I do believe you're wasting valuable class time and eating into our budgets with all the time and money we now have to spend getting ready for these tests, buying all new materials, and implementing the tests. I don't want one more minute stolen from my daughter's education when I know that her teacher has more to teach-- and WANTS to teach more. Your high-stakes testing is stealing from what matters in the classroom.
*
I don't believe Bill and Melinda Gates intended for this to happen.
I do believe they're wonderful, charitable people who have done terrific things with their money, and I believe they had the best of intentions when they awarded this tremendous grant to develop the Common Core. My heart breaks when I think about all the ways that money could have been better spent.
*
I don't believe homework should be simple.
I do believe that I, as a college graduate, should be able to understand my 2nd grader's homework instructions. What I'm seeing are math dittos that seem to deliberately make things ten times harder than they should be, with Byzantine instructions and questionable objectives.
*
I don't believe we should let our kids be lazy.
I do believe that the experiences I remember from my own school days have little to do with parts of speech, advanced physics, or calculus (the latter two of which I have never used again) and everything to do with field trips (we even had a high school French teacher who took us TO FRANCE), exercises where we got to learn more about our classmates' cultures and lives, celebrating birthdays, getting chosen to take the class pet home for vacation, and making up songs about the multiplication tables. Our kids spend so much of their lives in school that it's unrealistic to expect it to strictly be about academic achievement. School is and should also be a place for great social growth-- to learn how to work with other people, how to listen and talk in public, how to help someone who is struggling, how to be a decent person and how to stand up for yourself if you encounter someone who is not a decent person.
There are a million things to learn in school that you won't find in a textbook, and Common Core standards steal away the time they have for any kind of real growth and development. You know what lesson from kindergarten has made the biggest difference in my life? How to be a good friend. Where is the room for that in the Common Core?
*
I don't believe all teachers are effective.
I do believe that this system mostly hurts the ones who are. I believe that when you turn teachers into robots and take away their ability to teach properly, it's the ones who actually care who are going to leave the profession and find a different way to use their talents.
*
I don't believe my child will fail, no matter what you do to her.
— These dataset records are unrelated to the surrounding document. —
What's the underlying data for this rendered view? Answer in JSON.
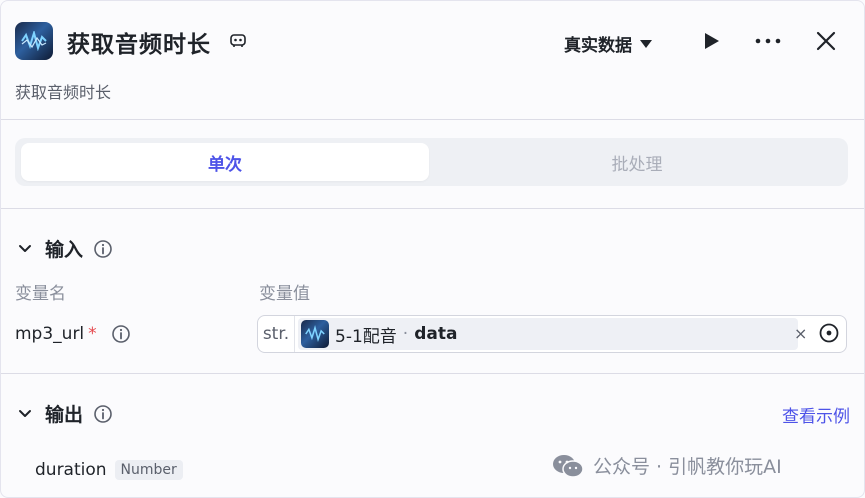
{
  "header": {
    "title": "获取音频时长",
    "subtitle": "获取音频时长",
    "mode_label": "真实数据"
  },
  "tabs": [
    {
      "label": "单次",
      "active": true
    },
    {
      "label": "批处理",
      "active": false
    }
  ],
  "input": {
    "title": "输入",
    "col_name": "变量名",
    "col_value": "变量值",
    "variable": {
      "name": "mp3_url",
      "required_mark": "*",
      "type": "str.",
      "ref_node": "5-1配音",
      "ref_sep": "·",
      "ref_field": "data",
      "clear_label": "×"
    }
  },
  "output": {
    "title": "输出",
    "view_example_label": "查看示例",
    "field": {
      "name": "duration",
      "type": "Number"
    }
  },
  "watermark": {
    "text": "公众号 · 引帆教你玩AI"
  },
  "colors": {
    "accent": "#4d53e8",
    "required": "#e5484d",
    "muted": "#8a8f9c"
  }
}
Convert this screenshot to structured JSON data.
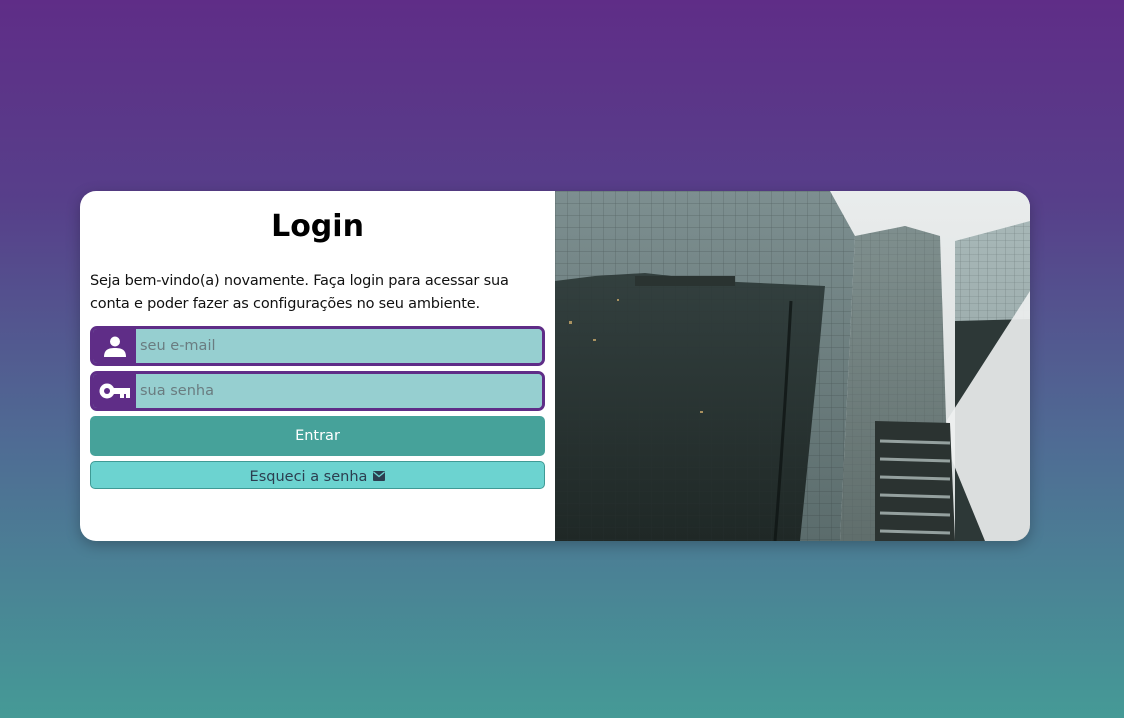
{
  "login": {
    "title": "Login",
    "welcome": "Seja bem-vindo(a) novamente. Faça login para acessar sua conta e poder fazer as configurações no seu ambiente.",
    "email_placeholder": "seu e-mail",
    "password_placeholder": "sua senha",
    "submit_label": "Entrar",
    "forgot_label": "Esqueci a senha"
  },
  "icons": {
    "email_field": "user-icon",
    "password_field": "key-icon",
    "forgot_button": "envelope-icon"
  },
  "colors": {
    "primary_purple": "#5f2d87",
    "input_bg": "#96cfd0",
    "submit_button": "#46a29a",
    "forgot_button": "#6cd3d0"
  }
}
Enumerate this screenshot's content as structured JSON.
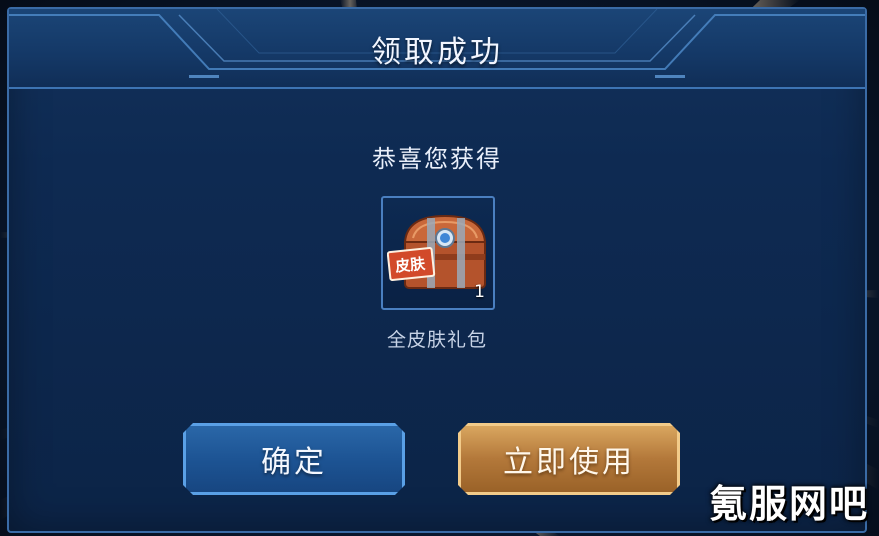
{
  "dialog": {
    "title": "领取成功",
    "subtitle": "恭喜您获得"
  },
  "reward": {
    "icon": "skin-chest-icon",
    "icon_label": "皮肤",
    "count": "1",
    "name": "全皮肤礼包"
  },
  "buttons": {
    "confirm_label": "确定",
    "use_label": "立即使用"
  },
  "watermark": "氪服网吧",
  "colors": {
    "dialog_bg": "#0e2a52",
    "frame": "#3a6ba6",
    "confirm_button": "#1d5494",
    "use_button": "#b3783a"
  }
}
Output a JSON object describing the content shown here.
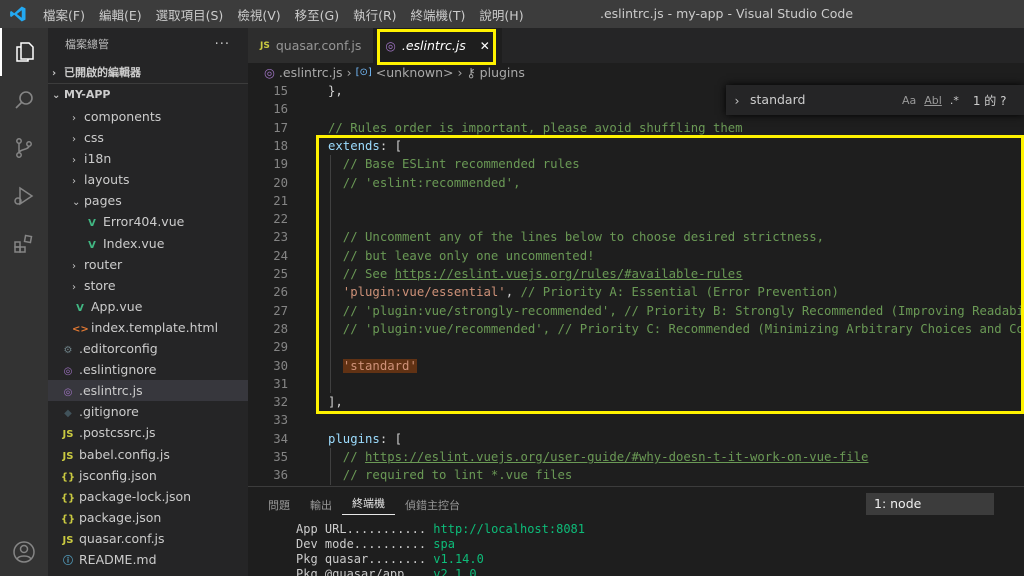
{
  "window": {
    "title": ".eslintrc.js - my-app - Visual Studio Code"
  },
  "menu": [
    "檔案(F)",
    "編輯(E)",
    "選取項目(S)",
    "檢視(V)",
    "移至(G)",
    "執行(R)",
    "終端機(T)",
    "說明(H)"
  ],
  "activity": [
    "files-icon",
    "search-icon",
    "source-control-icon",
    "run-debug-icon",
    "extensions-icon",
    "account-icon"
  ],
  "sidebar": {
    "title": "檔案總管",
    "more": "···",
    "open_editors": "已開啟的編輯器",
    "project": "MY-APP",
    "tree": [
      {
        "label": "components",
        "type": "folder",
        "depth": 1
      },
      {
        "label": "css",
        "type": "folder",
        "depth": 1
      },
      {
        "label": "i18n",
        "type": "folder",
        "depth": 1
      },
      {
        "label": "layouts",
        "type": "folder",
        "depth": 1
      },
      {
        "label": "pages",
        "type": "folder-open",
        "depth": 1
      },
      {
        "label": "Error404.vue",
        "type": "vue",
        "depth": 2
      },
      {
        "label": "Index.vue",
        "type": "vue",
        "depth": 2
      },
      {
        "label": "router",
        "type": "folder",
        "depth": 1
      },
      {
        "label": "store",
        "type": "folder",
        "depth": 1
      },
      {
        "label": "App.vue",
        "type": "vue",
        "depth": 1
      },
      {
        "label": "index.template.html",
        "type": "html",
        "depth": 1
      },
      {
        "label": ".editorconfig",
        "type": "gear",
        "depth": 0
      },
      {
        "label": ".eslintignore",
        "type": "eslint",
        "depth": 0
      },
      {
        "label": ".eslintrc.js",
        "type": "eslint",
        "depth": 0,
        "selected": true
      },
      {
        "label": ".gitignore",
        "type": "git",
        "depth": 0
      },
      {
        "label": ".postcssrc.js",
        "type": "js",
        "depth": 0
      },
      {
        "label": "babel.config.js",
        "type": "js",
        "depth": 0
      },
      {
        "label": "jsconfig.json",
        "type": "json",
        "depth": 0
      },
      {
        "label": "package-lock.json",
        "type": "json",
        "depth": 0
      },
      {
        "label": "package.json",
        "type": "json",
        "depth": 0
      },
      {
        "label": "quasar.conf.js",
        "type": "js",
        "depth": 0
      },
      {
        "label": "README.md",
        "type": "info",
        "depth": 0
      }
    ]
  },
  "tabs": [
    {
      "label": "quasar.conf.js",
      "icon": "JS",
      "active": false
    },
    {
      "label": ".eslintrc.js",
      "icon": "◎",
      "active": true,
      "close": "✕"
    }
  ],
  "breadcrumb": [
    ".eslintrc.js",
    "<unknown>",
    "plugins"
  ],
  "find": {
    "value": "standard",
    "opts": [
      "Aa",
      "Abl",
      ".*"
    ],
    "result": "1 的 ?"
  },
  "code": {
    "line_numbers": [
      "15",
      "16",
      "17",
      "18",
      "19",
      "20",
      "21",
      "22",
      "23",
      "24",
      "25",
      "26",
      "27",
      "28",
      "29",
      "30",
      "31",
      "32",
      "33",
      "34",
      "35",
      "36"
    ],
    "lines": [
      [
        {
          "t": "},",
          "c": "p"
        }
      ],
      [],
      [
        {
          "t": "// Rules order is important, please avoid shuffling them",
          "c": "c"
        }
      ],
      [
        {
          "t": "extends",
          "c": "k"
        },
        {
          "t": ": [",
          "c": "p"
        }
      ],
      [
        {
          "t": "  // Base ESLint recommended rules",
          "c": "c"
        }
      ],
      [
        {
          "t": "  // 'eslint:recommended',",
          "c": "c"
        }
      ],
      [],
      [],
      [
        {
          "t": "  // Uncomment any of the lines below to choose desired strictness,",
          "c": "c"
        }
      ],
      [
        {
          "t": "  // but leave only one uncommented!",
          "c": "c"
        }
      ],
      [
        {
          "t": "  // See ",
          "c": "c"
        },
        {
          "t": "https://eslint.vuejs.org/rules/#available-rules",
          "c": "u"
        }
      ],
      [
        {
          "t": "  'plugin:vue/essential'",
          "c": "s"
        },
        {
          "t": ", ",
          "c": "p"
        },
        {
          "t": "// Priority A: Essential (Error Prevention)",
          "c": "c"
        }
      ],
      [
        {
          "t": "  // 'plugin:vue/strongly-recommended', // Priority B: Strongly Recommended (Improving Readabi",
          "c": "c"
        }
      ],
      [
        {
          "t": "  // 'plugin:vue/recommended', // Priority C: Recommended (Minimizing Arbitrary Choices and Co",
          "c": "c"
        }
      ],
      [],
      [
        {
          "t": "  ",
          "c": "p"
        },
        {
          "t": "'standard'",
          "c": "s",
          "m": true
        }
      ],
      [],
      [
        {
          "t": "],",
          "c": "p"
        }
      ],
      [],
      [
        {
          "t": "plugins",
          "c": "k"
        },
        {
          "t": ": [",
          "c": "p"
        }
      ],
      [
        {
          "t": "  // ",
          "c": "c"
        },
        {
          "t": "https://eslint.vuejs.org/user-guide/#why-doesn-t-it-work-on-vue-file",
          "c": "u"
        }
      ],
      [
        {
          "t": "  // required to lint *.vue files",
          "c": "c"
        }
      ]
    ]
  },
  "panel": {
    "tabs": [
      "問題",
      "輸出",
      "終端機",
      "偵錯主控台"
    ],
    "active_tab": "終端機",
    "terminal_select": "1: node",
    "terminal": [
      {
        "k": "App URL...........",
        "v": "http://localhost:8081"
      },
      {
        "k": "Dev mode..........",
        "v": "spa"
      },
      {
        "k": "Pkg quasar........",
        "v": "v1.14.0"
      },
      {
        "k": "Pkg @quasar/app...",
        "v": "v2.1.0"
      }
    ]
  },
  "colors": {
    "accent": "#007acc",
    "highlight_box": "#fff200",
    "vue": "#41b883",
    "comment": "#6a9955",
    "string": "#ce9178",
    "keyword": "#9cdcfe"
  }
}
I do believe that many of her classmates will. We've already heard from social workers and school psychologists that there is an increase in suicidal thoughts and self-mutilation among high schoolers, and this program is brand new. Kids who go through the Common Core their whole academic careers are going to have lower self-worth and higher depression rates. I don't want to think about kids committing suicide because you were too stubborn to change a failing curriculum.
In case you think I'm overreacting, a middle-schooler in my area jumped out a window to her death on day 1 of the 3-day ELA test.
I don't want my child attending classmates' funerals because you thought kids "shouldn't be coddled" and instead should be stressed out of their minds so that failure becomes their norm. And I stand in solidarity with every parent whose children are not doing well with this curriculum, because that's what decent people do. We don't let grownups abuse our kids.
It goes back to that thing I learned in kindergarten: When our friends are hurting, we stand by them and stand up for them. Well, Education Department, our friends are hurting and we're not going to sit around and watch it continue.
*
I don't believe the Education Department is listening.
I do believe you've underestimated us. We aren't going away, but the Common Core will. Get rid of this convoluted mess of a program of yours.